A presidente da colônia de pescadores local, Eliane Matias, expressou sua preocupação com a situação, afirmando que a repercussão do caso tem gerado medo entre os moradores. “A comunidade sempre avisou e colaborou”, disse ela, ressaltando que pescadores avistaram o animal boiando e acionaram as autoridades antes de seu encalhe. No entanto, após a divulgação da morte, a população começou a ser alvo de ofensas nas redes sociais, sendo rotulada como “povoado maldito”.
Matias destacou que a população de Lagoa Azeda é composta em sua maioria por pescadores artesanais e marisqueiras, que vivem dentro da Reserva Extrativista Lagoa do Jequiá e participam ativamente de iniciativas de proteção ambiental. “Estamos sendo injustiçados”, afirmou, lembrando que a comunidade já realiza ações de conservação, incluindo o resgate de animais marinhos e apoio a pesquisadores.
O supervisor de educação ambiental do Projeto Meros do Brasil em Alagoas, Thiago Albuquerque, também comentou a situação, enfatizando que a comunidade não deve ser responsabilizada por ações de indivíduos isolados. “É um absurdo responsabilizar todos por atos de poucos”, disse ele, ressaltando o papel vital da Lagoa Azeda na preservação do meio ambiente marinho.
Entre os moradores, o medo de represálias é palpável.

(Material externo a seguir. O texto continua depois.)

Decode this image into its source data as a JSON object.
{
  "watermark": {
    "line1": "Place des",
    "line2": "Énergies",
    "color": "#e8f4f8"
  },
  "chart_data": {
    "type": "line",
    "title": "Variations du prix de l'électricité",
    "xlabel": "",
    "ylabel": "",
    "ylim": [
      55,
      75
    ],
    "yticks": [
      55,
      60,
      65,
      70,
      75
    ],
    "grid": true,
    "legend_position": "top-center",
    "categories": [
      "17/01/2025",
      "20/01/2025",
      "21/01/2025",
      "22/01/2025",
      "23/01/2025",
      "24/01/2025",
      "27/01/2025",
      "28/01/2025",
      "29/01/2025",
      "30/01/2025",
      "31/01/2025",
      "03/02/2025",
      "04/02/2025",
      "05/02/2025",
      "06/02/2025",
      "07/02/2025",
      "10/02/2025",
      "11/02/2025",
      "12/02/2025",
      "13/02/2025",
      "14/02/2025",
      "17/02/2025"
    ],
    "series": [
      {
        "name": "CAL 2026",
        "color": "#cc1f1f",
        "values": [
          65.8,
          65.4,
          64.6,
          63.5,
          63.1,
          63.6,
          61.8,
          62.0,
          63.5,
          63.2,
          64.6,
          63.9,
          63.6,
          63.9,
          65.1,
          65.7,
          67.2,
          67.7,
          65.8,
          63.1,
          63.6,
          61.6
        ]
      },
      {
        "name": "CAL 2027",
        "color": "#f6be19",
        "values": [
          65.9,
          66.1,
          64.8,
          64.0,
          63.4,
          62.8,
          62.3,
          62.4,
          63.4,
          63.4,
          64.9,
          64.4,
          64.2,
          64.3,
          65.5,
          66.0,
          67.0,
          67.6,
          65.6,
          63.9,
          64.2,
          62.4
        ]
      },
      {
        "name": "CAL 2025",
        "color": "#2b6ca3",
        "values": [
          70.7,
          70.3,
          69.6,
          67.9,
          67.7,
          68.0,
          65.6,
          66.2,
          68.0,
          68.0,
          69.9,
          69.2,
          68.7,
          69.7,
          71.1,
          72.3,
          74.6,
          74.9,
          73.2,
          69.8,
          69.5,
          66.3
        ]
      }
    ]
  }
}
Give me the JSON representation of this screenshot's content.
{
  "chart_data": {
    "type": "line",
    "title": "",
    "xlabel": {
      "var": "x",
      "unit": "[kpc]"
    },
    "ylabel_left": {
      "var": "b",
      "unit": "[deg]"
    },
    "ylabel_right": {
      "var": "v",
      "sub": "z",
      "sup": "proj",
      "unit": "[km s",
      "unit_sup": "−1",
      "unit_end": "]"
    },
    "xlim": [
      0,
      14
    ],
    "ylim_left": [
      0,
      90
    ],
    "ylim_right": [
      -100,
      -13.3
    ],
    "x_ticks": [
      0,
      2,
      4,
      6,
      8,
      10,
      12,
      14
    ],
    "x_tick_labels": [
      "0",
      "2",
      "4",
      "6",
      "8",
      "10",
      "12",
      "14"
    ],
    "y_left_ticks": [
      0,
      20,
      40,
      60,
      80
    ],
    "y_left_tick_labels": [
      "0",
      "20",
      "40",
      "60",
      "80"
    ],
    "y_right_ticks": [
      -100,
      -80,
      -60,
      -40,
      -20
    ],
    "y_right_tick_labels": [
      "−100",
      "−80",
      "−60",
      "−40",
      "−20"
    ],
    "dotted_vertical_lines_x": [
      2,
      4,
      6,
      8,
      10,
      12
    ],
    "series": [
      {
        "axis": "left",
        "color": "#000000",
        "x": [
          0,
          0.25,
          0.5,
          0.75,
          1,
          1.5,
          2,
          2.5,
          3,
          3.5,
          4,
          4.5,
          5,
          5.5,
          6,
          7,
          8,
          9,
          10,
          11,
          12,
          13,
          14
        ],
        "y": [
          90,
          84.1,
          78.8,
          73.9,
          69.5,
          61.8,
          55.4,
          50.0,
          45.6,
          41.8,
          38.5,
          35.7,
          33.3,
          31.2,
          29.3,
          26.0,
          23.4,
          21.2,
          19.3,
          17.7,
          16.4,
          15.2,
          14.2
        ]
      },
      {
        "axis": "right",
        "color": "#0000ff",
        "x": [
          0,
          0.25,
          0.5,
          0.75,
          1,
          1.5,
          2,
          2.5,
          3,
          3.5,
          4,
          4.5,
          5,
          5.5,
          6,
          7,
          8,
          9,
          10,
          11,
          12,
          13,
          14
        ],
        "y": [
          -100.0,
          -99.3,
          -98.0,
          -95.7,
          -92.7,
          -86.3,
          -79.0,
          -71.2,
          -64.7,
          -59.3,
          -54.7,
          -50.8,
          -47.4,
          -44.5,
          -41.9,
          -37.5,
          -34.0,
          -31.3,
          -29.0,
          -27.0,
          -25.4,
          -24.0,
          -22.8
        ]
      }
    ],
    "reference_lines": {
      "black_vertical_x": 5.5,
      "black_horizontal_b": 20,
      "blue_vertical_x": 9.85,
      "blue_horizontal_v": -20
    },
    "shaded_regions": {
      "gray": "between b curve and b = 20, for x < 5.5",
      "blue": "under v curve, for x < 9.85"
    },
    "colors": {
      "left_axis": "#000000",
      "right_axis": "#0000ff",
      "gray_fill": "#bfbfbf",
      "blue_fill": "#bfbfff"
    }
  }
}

Uma jovem de 25 anos relatou ter sido hostilizada em um ônibus apenas por usar uma camisa com o nome da localidade. “Fiquei constrangida e com medo, porque não sabemos como as pessoas podem reagir”, contou. Ela acrescentou que as redes sociais estão repletas de acusações infundadas, afirmando que a comunidade sempre se dedicou à conservação e proteção dos animais.
Diante dessa situação, moradores têm hesitado em se expor publicamente, temendo novas hostilizações e desinformação. A comunidade de Jequiá da Praia, conhecida por seu compromisso com a preservação ambiental, agora se vê em uma posição vulnerável, lutando contra preconceitos e injustiças.